BLM decides on insecticide spraying to treat possible grasshopper outbreak on lands in Wyoming

By Matt Joyce, AP
Thursday, April 22, 2010

BLM decides on spraying strategy for grasshoppers

CHEYENNE, Wyo. — If Wyoming experiences a grasshopper outbreak this summer, pest control officials will treat U.S. Bureau of Land Management property in the state by spraying swaths of land with insecticide.

The BLM conducted an environmental study of methods to suppress the bugs and recently selected the “Reduced Area and Agent Treatment” method, known as RAATs. The plan, a common method of treating grasshopper infestations, involves spraying alternating strips of land with the insecticide diflubenzuron, which stops grasshoppers from growing.

Treating intermittent strips is more efficient than blanket spraying and is still effective because grasshoppers are exposed to the poison as they move in and out of the treated strips, pest control officials say.

The BLM decided against a similar alternative that would have required more restrictive buffers around certain bird and big game habitat.

The agency is taking feedback on its environmental study through Monday, but has already found that its preferred treatment would have no significant environmental effects, said Ken Henke, Wyoming BLM’s weed and pest coordinator.

The 10 local BLM field offices in Wyoming will have a chance to place tighter restrictions on spraying if they wish, he said.

“If public comments come in, if there’s something really significant we missed or some issue we just overlooked, that also could be addressed in the final (environmental assessment),” Henke said.

A federal survey of adult grasshoppers last fall indicated that northeast and north-central Wyoming could become infested with grasshoppers this summer. The insects are native to Wyoming, but outbreaks of certain pest species can be problematic because of their voracious appetites for grass.

Pest control officials consider outbreak levels to be about 15 grasshoppers per square yard — enough to cause economic problems.

The BLM, which manages more than 28,100 square miles of federal land in Wyoming, doesn’t actually treat any of its land.
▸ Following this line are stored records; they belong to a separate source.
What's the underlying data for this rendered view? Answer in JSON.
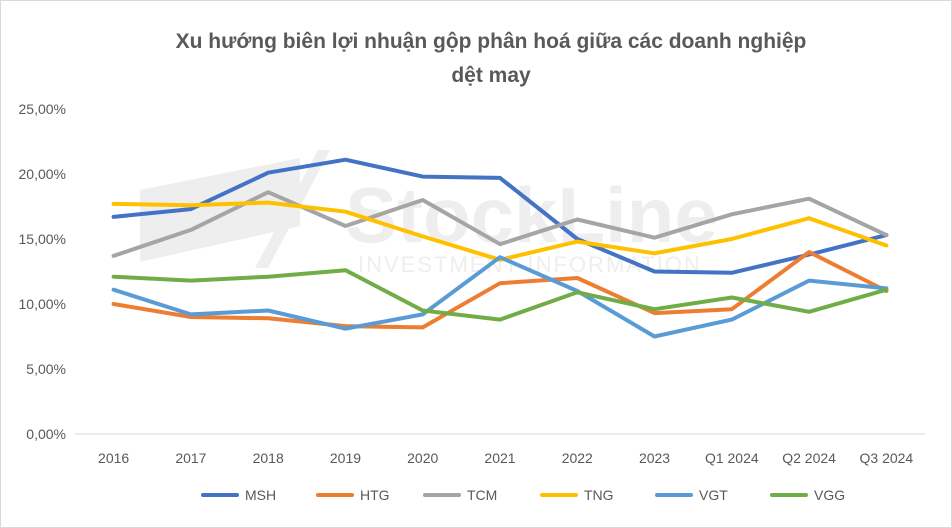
{
  "chart_data": {
    "type": "line",
    "title_line1": "Xu hướng biên lợi nhuận gộp phân hoá giữa các doanh nghiệp",
    "title_line2": "dệt may",
    "categories": [
      "2016",
      "2017",
      "2018",
      "2019",
      "2020",
      "2021",
      "2022",
      "2023",
      "Q1 2024",
      "Q2 2024",
      "Q3 2024"
    ],
    "y_ticks": [
      "0,00%",
      "5,00%",
      "10,00%",
      "15,00%",
      "20,00%",
      "25,00%"
    ],
    "ylim": [
      0,
      25
    ],
    "grid": false,
    "legend_position": "bottom",
    "series": [
      {
        "name": "MSH",
        "color": "#4472C4",
        "values": [
          16.7,
          17.3,
          20.1,
          21.1,
          19.8,
          19.7,
          15.0,
          12.5,
          12.4,
          13.8,
          15.3
        ]
      },
      {
        "name": "HTG",
        "color": "#ED7D31",
        "values": [
          10.0,
          9.0,
          8.9,
          8.3,
          8.2,
          11.6,
          12.0,
          9.3,
          9.6,
          14.0,
          11.0
        ]
      },
      {
        "name": "TCM",
        "color": "#A5A5A5",
        "values": [
          13.7,
          15.7,
          18.6,
          16.0,
          18.0,
          14.6,
          16.5,
          15.1,
          16.9,
          18.1,
          15.3
        ]
      },
      {
        "name": "TNG",
        "color": "#FFC000",
        "values": [
          17.7,
          17.6,
          17.8,
          17.1,
          15.2,
          13.4,
          14.8,
          13.9,
          15.0,
          16.6,
          14.5
        ]
      },
      {
        "name": "VGT",
        "color": "#5B9BD5",
        "values": [
          11.1,
          9.2,
          9.5,
          8.1,
          9.2,
          13.6,
          11.0,
          7.5,
          8.8,
          11.8,
          11.2
        ]
      },
      {
        "name": "VGG",
        "color": "#70AD47",
        "values": [
          12.1,
          11.8,
          12.1,
          12.6,
          9.5,
          8.8,
          10.9,
          9.6,
          10.5,
          9.4,
          11.1
        ]
      }
    ]
  },
  "watermark": {
    "brand": "StockLine",
    "tagline": "INVESTMENT INFORMATION"
  }
}
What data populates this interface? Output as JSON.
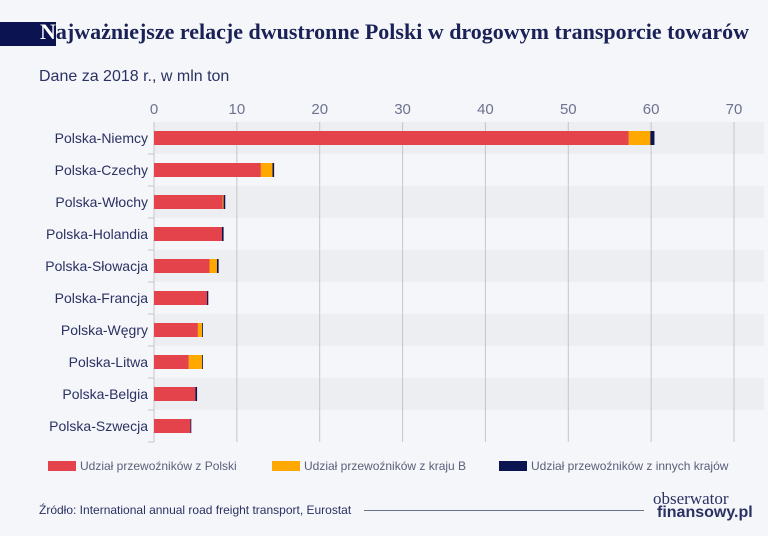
{
  "header": {
    "title_first_letter": "N",
    "title_rest": "ajważniejsze relacje dwustronne Polski w drogowym transporcie towarów",
    "subtitle": "Dane za 2018 r., w mln ton"
  },
  "chart_data": {
    "type": "bar",
    "orientation": "horizontal",
    "stacked": true,
    "title": "Najważniejsze relacje dwustronne Polski w drogowym transporcie towarów",
    "subtitle": "Dane za 2018 r., w mln ton",
    "categories": [
      "Polska-Niemcy",
      "Polska-Czechy",
      "Polska-Włochy",
      "Polska-Holandia",
      "Polska-Słowacja",
      "Polska-Francja",
      "Polska-Węgry",
      "Polska-Litwa",
      "Polska-Belgia",
      "Polska-Szwecja"
    ],
    "series": [
      {
        "name": "Udział przewoźników z Polski",
        "color": "#e5434b",
        "values": [
          57.3,
          12.9,
          8.3,
          8.2,
          6.7,
          6.4,
          5.3,
          4.2,
          5.0,
          4.4
        ]
      },
      {
        "name": "Udział przewoźników z kraju B",
        "color": "#ffa800",
        "values": [
          2.6,
          1.4,
          0.1,
          0.0,
          0.9,
          0.0,
          0.5,
          1.6,
          0.0,
          0.0
        ]
      },
      {
        "name": "Udział przewoźników z innych krajów",
        "color": "#0b1450",
        "values": [
          0.5,
          0.2,
          0.2,
          0.2,
          0.2,
          0.15,
          0.1,
          0.1,
          0.2,
          0.1
        ]
      }
    ],
    "xlim": [
      0,
      70
    ],
    "xticks": [
      "0",
      "10",
      "20",
      "30",
      "40",
      "50",
      "60",
      "70"
    ],
    "axis_position": "top",
    "grid": true,
    "legend_position": "bottom"
  },
  "footer": {
    "source": "Źródło: International annual road freight transport, Eurostat",
    "logo_line1": "obserwator",
    "logo_line2": "finansowy.pl"
  }
}
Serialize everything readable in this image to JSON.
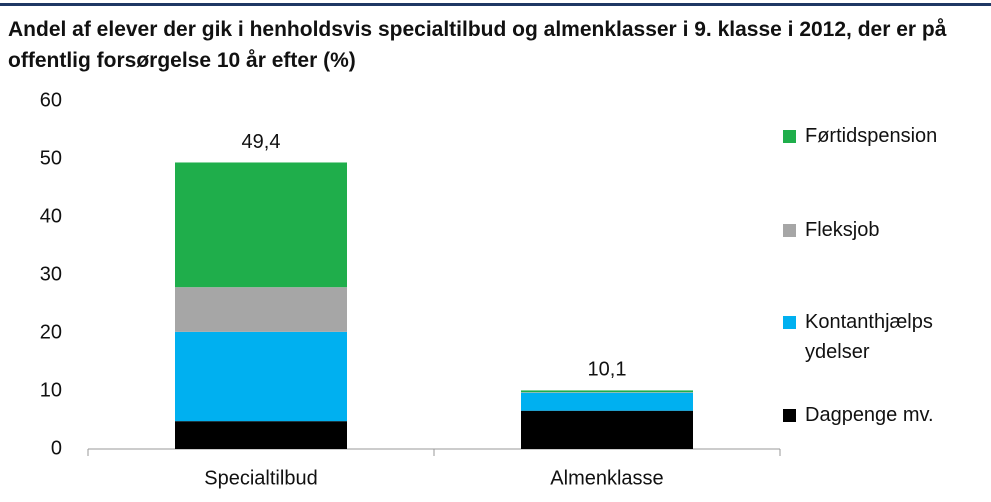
{
  "chart_data": {
    "type": "stacked_bar",
    "title": "Andel af elever der gik i henholdsvis specialtilbud og almenklasser i 9. klasse i 2012, der er på offentlig forsørgelse 10 år efter (%)",
    "categories": [
      "Specialtilbud",
      "Almenklasse"
    ],
    "series": [
      {
        "name": "Dagpenge mv.",
        "color": "#000000",
        "values": [
          4.8,
          6.6
        ]
      },
      {
        "name": "Kontanthjælps ydelser",
        "color": "#00b0f0",
        "values": [
          15.4,
          3.1
        ]
      },
      {
        "name": "Fleksjob",
        "color": "#a6a6a6",
        "values": [
          7.7,
          0.1
        ]
      },
      {
        "name": "Førtidspension",
        "color": "#1fae4b",
        "values": [
          21.5,
          0.3
        ]
      }
    ],
    "totals": [
      49.4,
      10.1
    ],
    "total_labels": [
      "49,4",
      "10,1"
    ],
    "ylim": [
      0,
      60
    ],
    "yticks": [
      0,
      10,
      20,
      30,
      40,
      50,
      60
    ],
    "grid": false
  }
}
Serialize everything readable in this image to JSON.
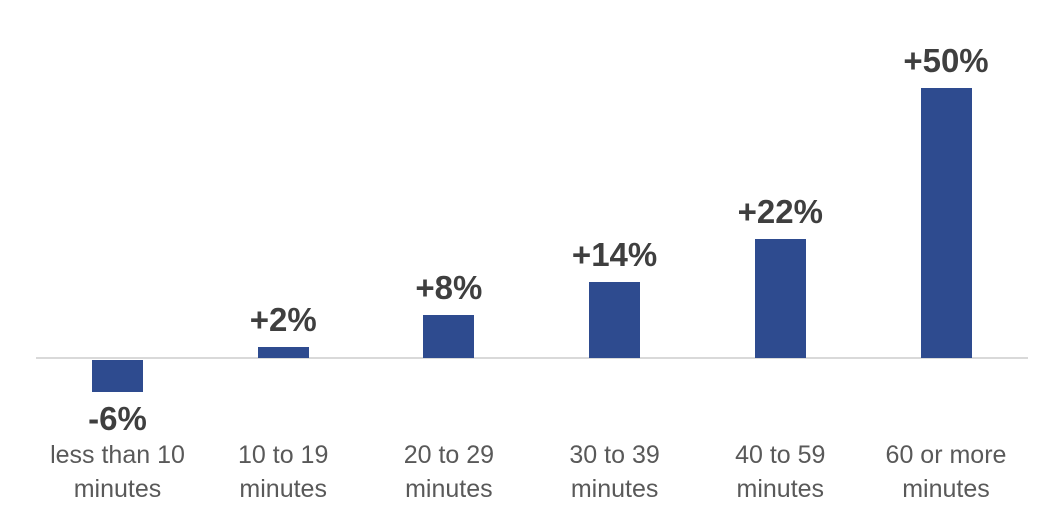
{
  "chart_data": {
    "type": "bar",
    "title": "",
    "xlabel": "",
    "ylabel": "",
    "categories": [
      "less than 10 minutes",
      "10 to 19 minutes",
      "20 to 29 minutes",
      "30 to 39 minutes",
      "40 to 59 minutes",
      "60 or more minutes"
    ],
    "category_lines": [
      [
        "less than 10",
        "minutes"
      ],
      [
        "10 to 19",
        "minutes"
      ],
      [
        "20 to 29",
        "minutes"
      ],
      [
        "30 to 39",
        "minutes"
      ],
      [
        "40 to 59",
        "minutes"
      ],
      [
        "60 or more",
        "minutes"
      ]
    ],
    "values": [
      -6,
      2,
      8,
      14,
      22,
      50
    ],
    "data_labels": [
      "-6%",
      "+2%",
      "+8%",
      "+14%",
      "+22%",
      "+50%"
    ],
    "ylim": [
      -10,
      55
    ],
    "grid": false,
    "legend": "none",
    "colors": {
      "bar": "#2E4B8F",
      "axis_line": "#D9D9D9",
      "data_label": "#3F3F3F",
      "category_label": "#595959"
    }
  }
}
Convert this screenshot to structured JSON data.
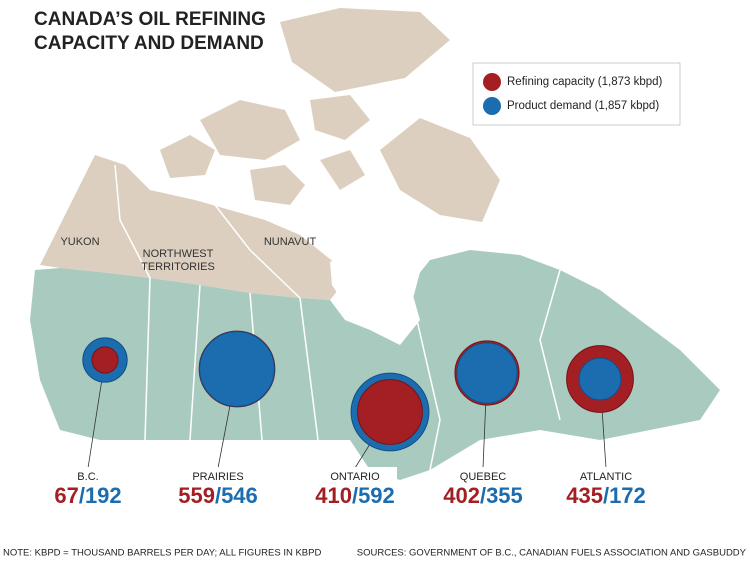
{
  "title_lines": [
    "CANADA’S OIL REFINING",
    "CAPACITY AND DEMAND"
  ],
  "legend": [
    {
      "name": "Refining capacity (1,873 kbpd)",
      "color": "#a31f24"
    },
    {
      "name": "Product demand (1,857 kbpd)",
      "color": "#1c6db0"
    }
  ],
  "territories": [
    {
      "lines": [
        "YUKON"
      ]
    },
    {
      "lines": [
        "NORTHWEST",
        "TERRITORIES"
      ]
    },
    {
      "lines": [
        "NUNAVUT"
      ]
    }
  ],
  "regions": [
    {
      "name": "B.C.",
      "capacity": 67,
      "demand": 192
    },
    {
      "name": "PRAIRIES",
      "capacity": 559,
      "demand": 546
    },
    {
      "name": "ONTARIO",
      "capacity": 410,
      "demand": 592
    },
    {
      "name": "QUEBEC",
      "capacity": 402,
      "demand": 355
    },
    {
      "name": "ATLANTIC",
      "capacity": 435,
      "demand": 172
    }
  ],
  "note": "NOTE: KBPD = THOUSAND BARRELS PER DAY; ALL FIGURES IN KBPD",
  "source": "SOURCES: GOVERNMENT OF B.C., CANADIAN FUELS ASSOCIATION AND GASBUDDY"
}
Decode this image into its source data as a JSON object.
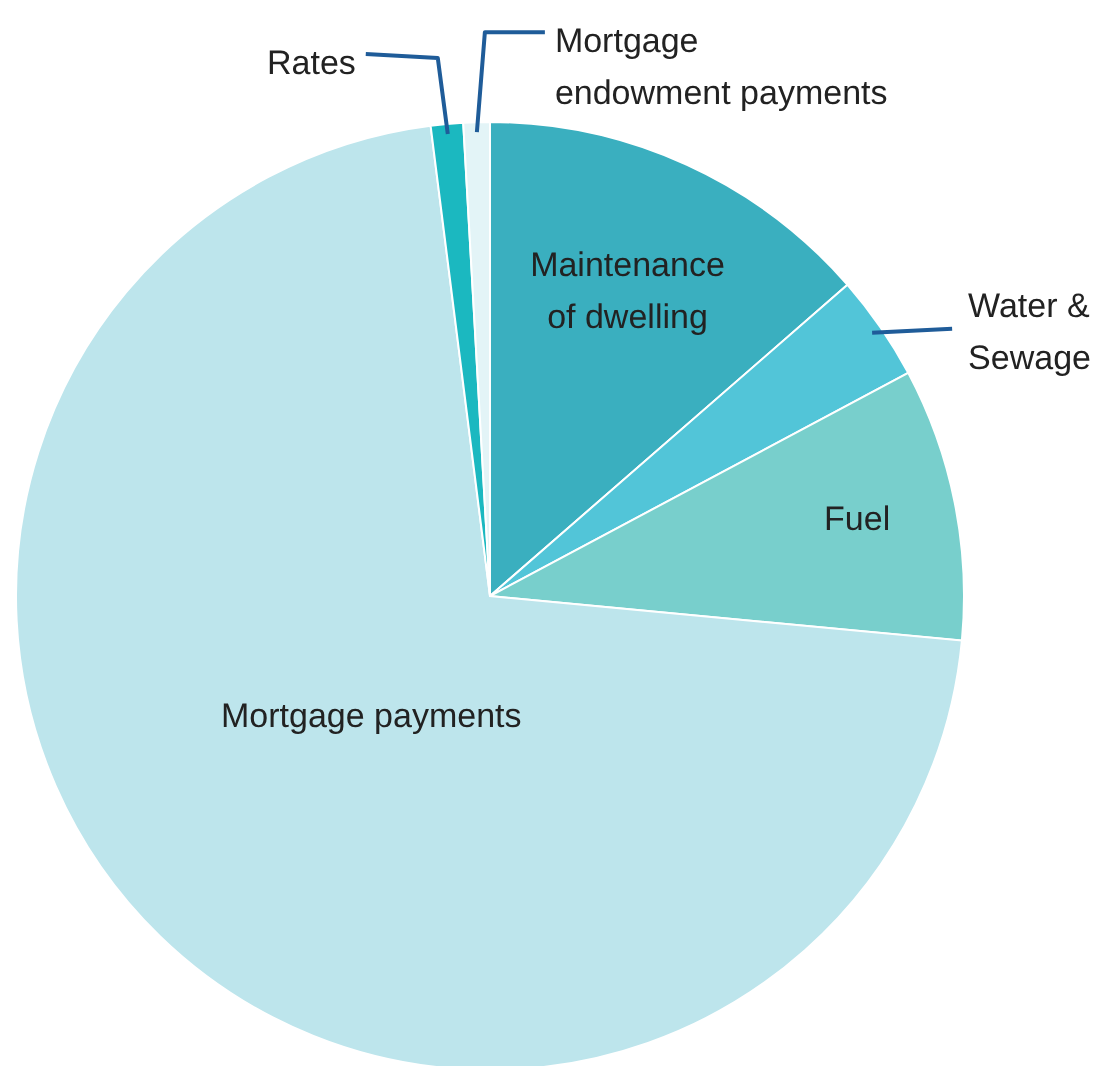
{
  "chart_data": {
    "type": "pie",
    "categories": [
      "Maintenance of dwelling",
      "Water & Sewage",
      "Fuel",
      "Mortgage payments",
      "Rates",
      "Mortgage endowment payments"
    ],
    "values": [
      13.6,
      3.6,
      9.3,
      71.5,
      1.1,
      0.9
    ],
    "colors": [
      "#3aafbf",
      "#52c5d8",
      "#78cfcc",
      "#bde5ec",
      "#1bb8c0",
      "#e3f4f7"
    ]
  }
}
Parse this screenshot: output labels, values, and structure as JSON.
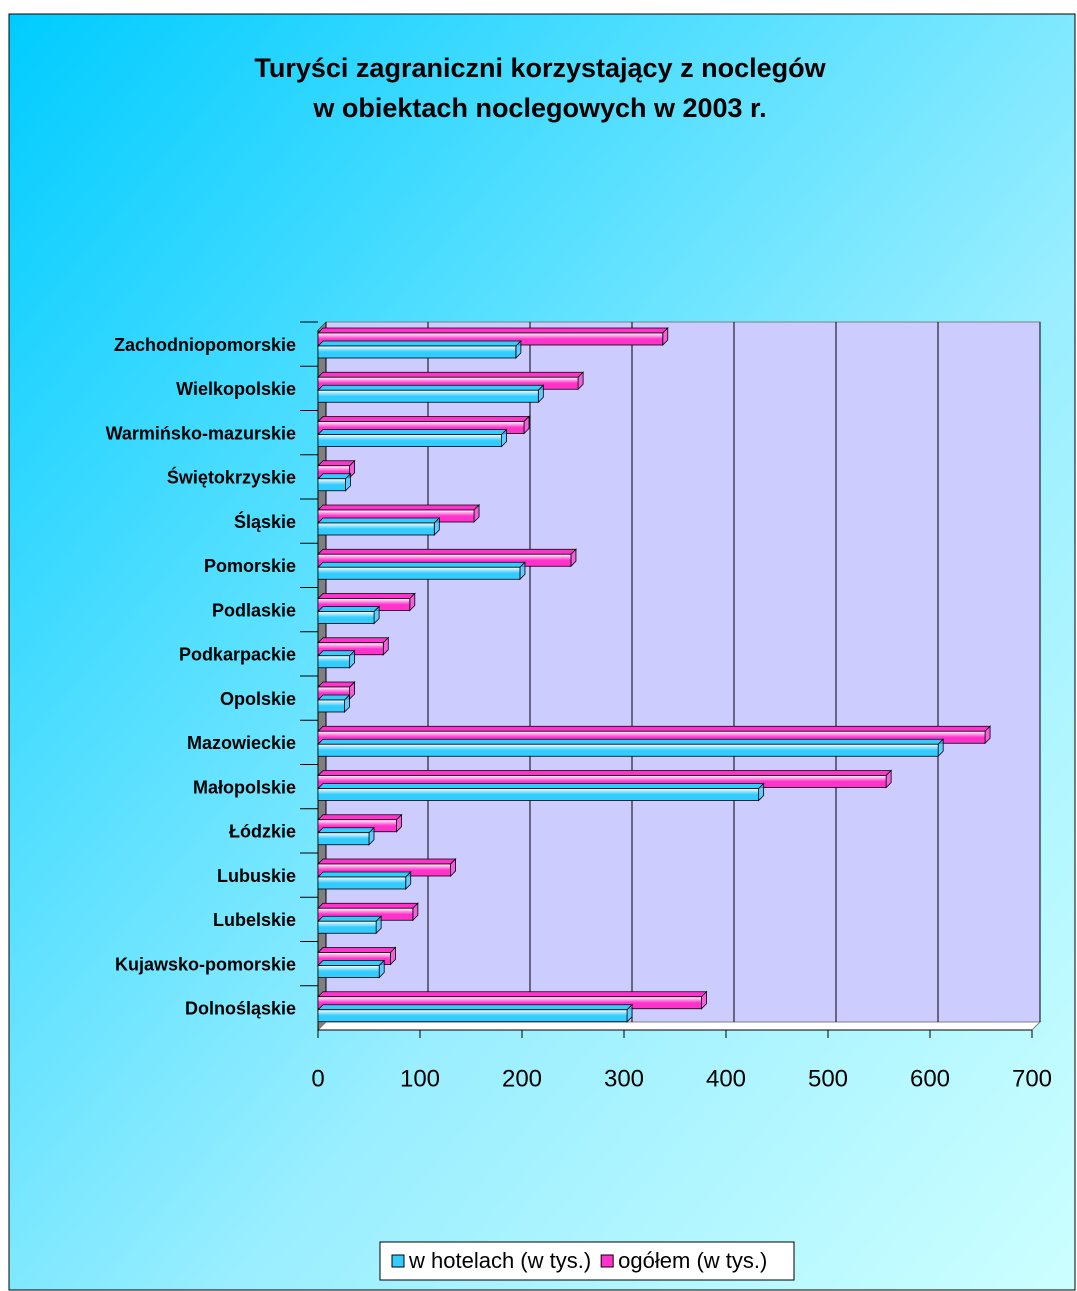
{
  "chart_data": {
    "type": "bar",
    "orientation": "horizontal",
    "title": "Turyści zagraniczni korzystający z noclegów",
    "subtitle": "w obiektach noclegowych w 2003 r.",
    "categories": [
      "Dolnośląskie",
      "Kujawsko-pomorskie",
      "Lubelskie",
      "Lubuskie",
      "Łódzkie",
      "Małopolskie",
      "Mazowieckie",
      "Opolskie",
      "Podkarpackie",
      "Podlaskie",
      "Pomorskie",
      "Śląskie",
      "Świętokrzyskie",
      "Warmińsko-mazurskie",
      "Wielkopolskie",
      "Zachodniopomorskie"
    ],
    "series": [
      {
        "name": "w hotelach (w tys.)",
        "color": "#33ccff",
        "values": [
          303,
          60,
          57,
          86,
          50,
          432,
          608,
          26,
          31,
          55,
          198,
          114,
          27,
          180,
          216,
          194
        ]
      },
      {
        "name": "ogółem (w tys.)",
        "color": "#ff33cc",
        "values": [
          376,
          71,
          93,
          130,
          77,
          557,
          654,
          31,
          64,
          90,
          248,
          153,
          31,
          202,
          255,
          338
        ]
      }
    ],
    "xlim": [
      0,
      700
    ],
    "xticks": [
      0,
      100,
      200,
      300,
      400,
      500,
      600,
      700
    ],
    "grid": true,
    "legend": "bottom"
  }
}
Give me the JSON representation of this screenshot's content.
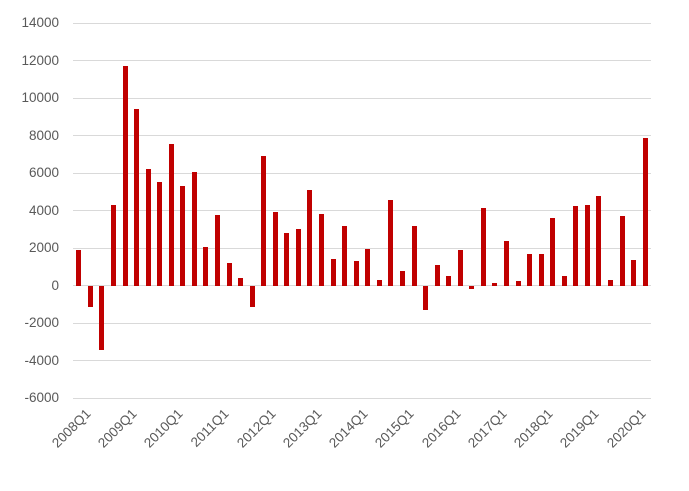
{
  "chart_data": {
    "type": "bar",
    "title": "",
    "xlabel": "",
    "ylabel": "",
    "grid": true,
    "legend": false,
    "ylim": [
      -6000,
      14000
    ],
    "y_tick_step": 2000,
    "y_ticks": [
      14000,
      12000,
      10000,
      8000,
      6000,
      4000,
      2000,
      0,
      -2000,
      -4000,
      -6000
    ],
    "y_tick_labels": [
      "14000",
      "12000",
      "10000",
      "8000",
      "6000",
      "4000",
      "2000",
      "0",
      "-2000",
      "-4000",
      "-6000"
    ],
    "x_tick_every": 4,
    "x_tick_labels": [
      "2008Q1",
      "2009Q1",
      "2010Q1",
      "2011Q1",
      "2012Q1",
      "2013Q1",
      "2014Q1",
      "2015Q1",
      "2016Q1",
      "2017Q1",
      "2018Q1",
      "2019Q1",
      "2020Q1"
    ],
    "categories": [
      "2008Q1",
      "2008Q2",
      "2008Q3",
      "2008Q4",
      "2009Q1",
      "2009Q2",
      "2009Q3",
      "2009Q4",
      "2010Q1",
      "2010Q2",
      "2010Q3",
      "2010Q4",
      "2011Q1",
      "2011Q2",
      "2011Q3",
      "2011Q4",
      "2012Q1",
      "2012Q2",
      "2012Q3",
      "2012Q4",
      "2013Q1",
      "2013Q2",
      "2013Q3",
      "2013Q4",
      "2014Q1",
      "2014Q2",
      "2014Q3",
      "2014Q4",
      "2015Q1",
      "2015Q2",
      "2015Q3",
      "2015Q4",
      "2016Q1",
      "2016Q2",
      "2016Q3",
      "2016Q4",
      "2017Q1",
      "2017Q2",
      "2017Q3",
      "2017Q4",
      "2018Q1",
      "2018Q2",
      "2018Q3",
      "2018Q4",
      "2019Q1",
      "2019Q2",
      "2019Q3",
      "2019Q4",
      "2020Q1",
      "2020Q2"
    ],
    "values": [
      1900,
      -1150,
      -3450,
      4300,
      11700,
      9400,
      6200,
      5500,
      7550,
      5300,
      6050,
      2050,
      3750,
      1200,
      400,
      -1150,
      6900,
      3900,
      2820,
      3000,
      5100,
      3800,
      1400,
      3200,
      1300,
      1950,
      300,
      4550,
      750,
      3150,
      -1280,
      1100,
      500,
      1900,
      -200,
      4150,
      150,
      2400,
      250,
      1700,
      1700,
      3600,
      500,
      4250,
      4300,
      4750,
      280,
      3700,
      1350,
      7850
    ],
    "colors": {
      "bar": "#C00000",
      "gridline": "#D9D9D9",
      "tick_label": "#595959",
      "background": "#FFFFFF"
    }
  }
}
Its treatment decision would apply to spraying BLM land by county weed and pest districts and the U.S. Department of Agriculture’s Animal and Plant Health Inspection Service.

The BLM expects to spend an estimated $800,000 to $900,000 this summer to pay for its share of county weed and pest district spraying efforts, Henke said.

Suppressing grasshoppers is important to protect forage for livestock and to protect rangeland for wildlife species that depend on it for food or winter cover.

“Our lands on the east side of the state are intermixed with private lands, and so being good neighbors to landowners, we have some responsibility to look at cropland protection as well,” Henke said.

The BLM’s preferred treatment also calls for using other pesticides for site-specific treatment of grasshoppers that have reached adulthood. The plan also contains spraying restrictions to protect water bodies, sage grouse leks, bees, the Wyoming toad, the Kendall warm springs dace fish, the blowout penstemon plant, the Colorado butterfuly plant, the Ute ladies’ tresses plant, the desert yellowhead plant.